Highlights & Insights¶
- Reformulating "Inverse Rendering" as "Compositional Generation": Treating a path as an RGBA layer makes "occlusion completion" a natural byproduct of the generative task.
- Dual Conditions for Global Intent and Local Progress: This autoregressive loop guarantees cross-layer consistency and supports an unlimited number of shapes.
- Geometric Metrics as Data Filters: Using symmetry and convexity as sampling probabilities directly shapes the training distribution toward high-quality design primitives.
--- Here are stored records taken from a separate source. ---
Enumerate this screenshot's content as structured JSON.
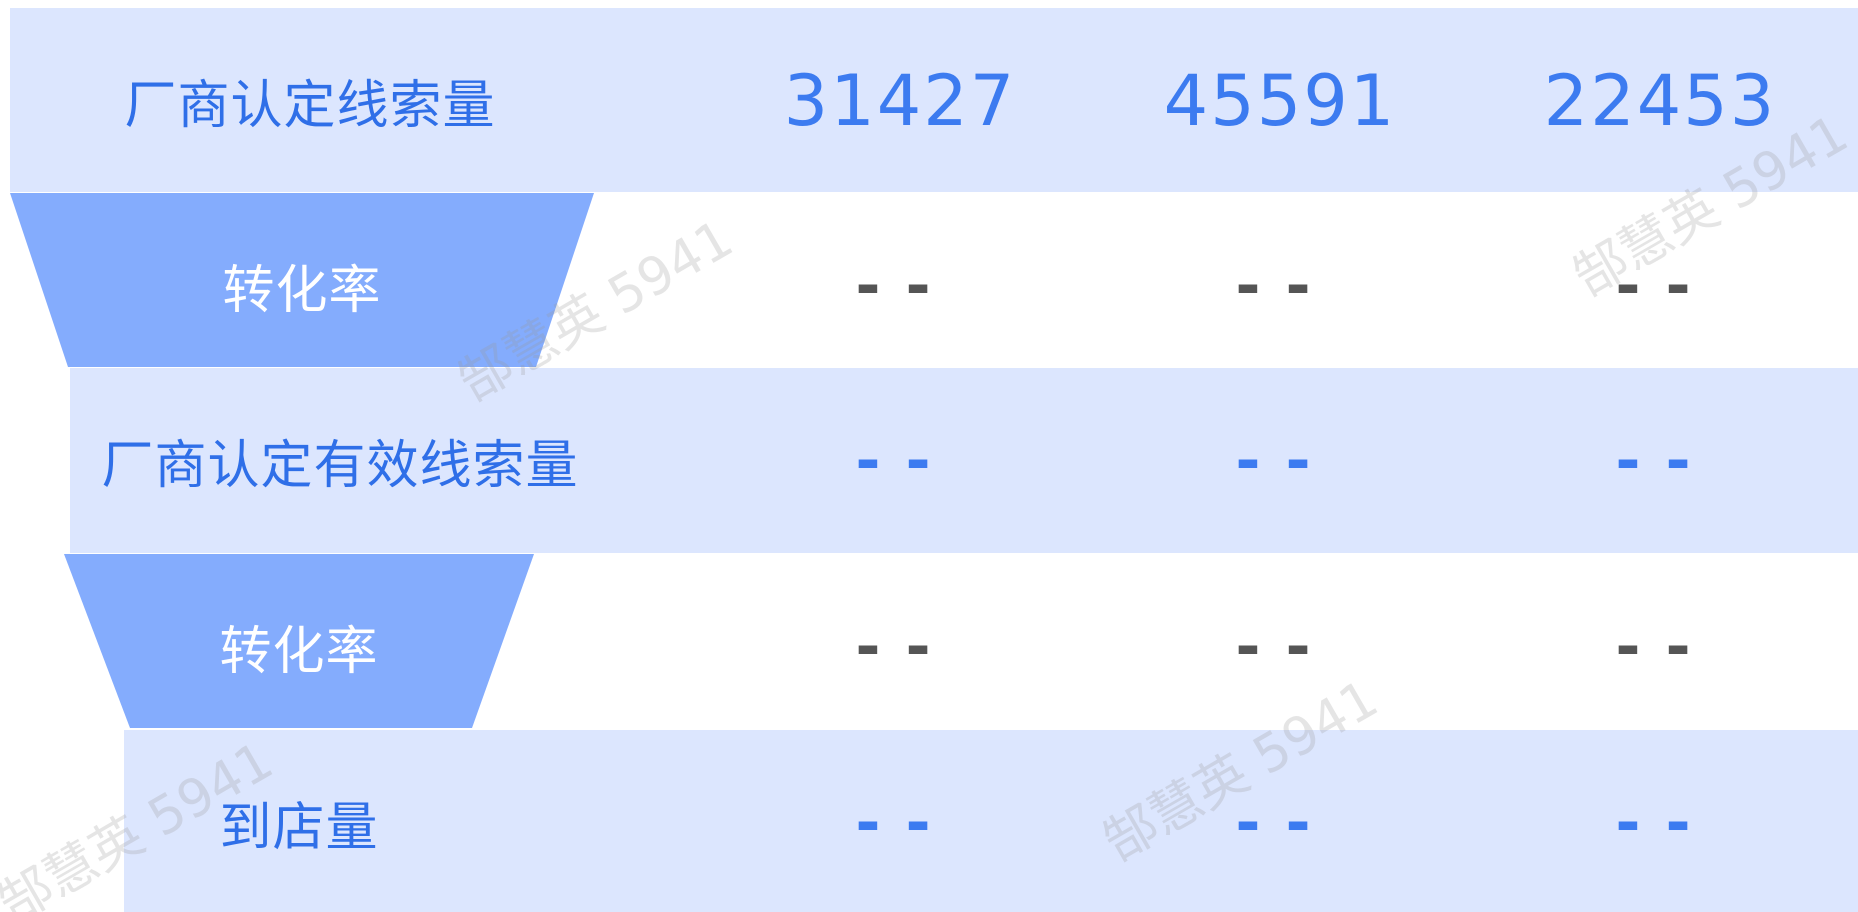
{
  "theme": {
    "band": "#dce6fe",
    "funnel": "#84acfd",
    "accent_text": "#3c7bf0",
    "label_text_on_band": "#2f6fe8",
    "label_text_on_funnel": "#ffffff",
    "dash_on_white": "#555555",
    "watermark": "rgba(150,150,150,0.22)"
  },
  "rows": [
    {
      "label": "厂商认定线索量",
      "values": [
        "31427",
        "45591",
        "22453"
      ]
    },
    {
      "label": "转化率",
      "values": [
        "--",
        "--",
        "--"
      ]
    },
    {
      "label": "厂商认定有效线索量",
      "values": [
        "--",
        "--",
        "--"
      ]
    },
    {
      "label": "转化率",
      "values": [
        "--",
        "--",
        "--"
      ]
    },
    {
      "label": "到店量",
      "values": [
        "--",
        "--",
        "--"
      ]
    }
  ],
  "watermark": {
    "text": "郜慧英 5941"
  }
}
Limitations & Future Work¶
- Raster Resolution Constraints: Dependence on fixed raster resolution limits detail for extremely complex images.
- Implicit Representation Dependency: The model requires a shape-to-SVG post-processing step and cannot represent self-intersecting (non-embeddable) geometry.
- Lack of Support for Composite Paths/Variable Opacity: Future work may involve embedding alpha into implicit representations to decouple "topology" from "opacity."
Related Work & Insights¶
- vs. Boundary Tracing: Tracing destroys layer relationships; Ours preserves Z-order and completes shapes.
- vs. Optimization-based (LIVE, O&R): These are sensitive to initialization and computationally heavy; Ours is feed-forward and autoregressive.
- vs. LIVSS: LIVSS is a "simplify-then-vectorize" approach; Ours is a fully end-to-end structured vector layer generator.
Rating¶
- Novelty: ⭐⭐⭐⭐⭐ Reformulating vectorization as autoregressive RGBA layer generation is a highly novel perspective.
- Experimental Thoroughness: ⭐⭐⭐⭐ Solid multi-baseline evaluation, though some baselines differ across metric tables.
- Writing Quality: ⭐⭐⭐⭐ Clear problem formulation and complete mathematical grounding.
- Value: ⭐⭐⭐⭐ Highly practical for design workflows, providing editable layers rather than fragmented paths.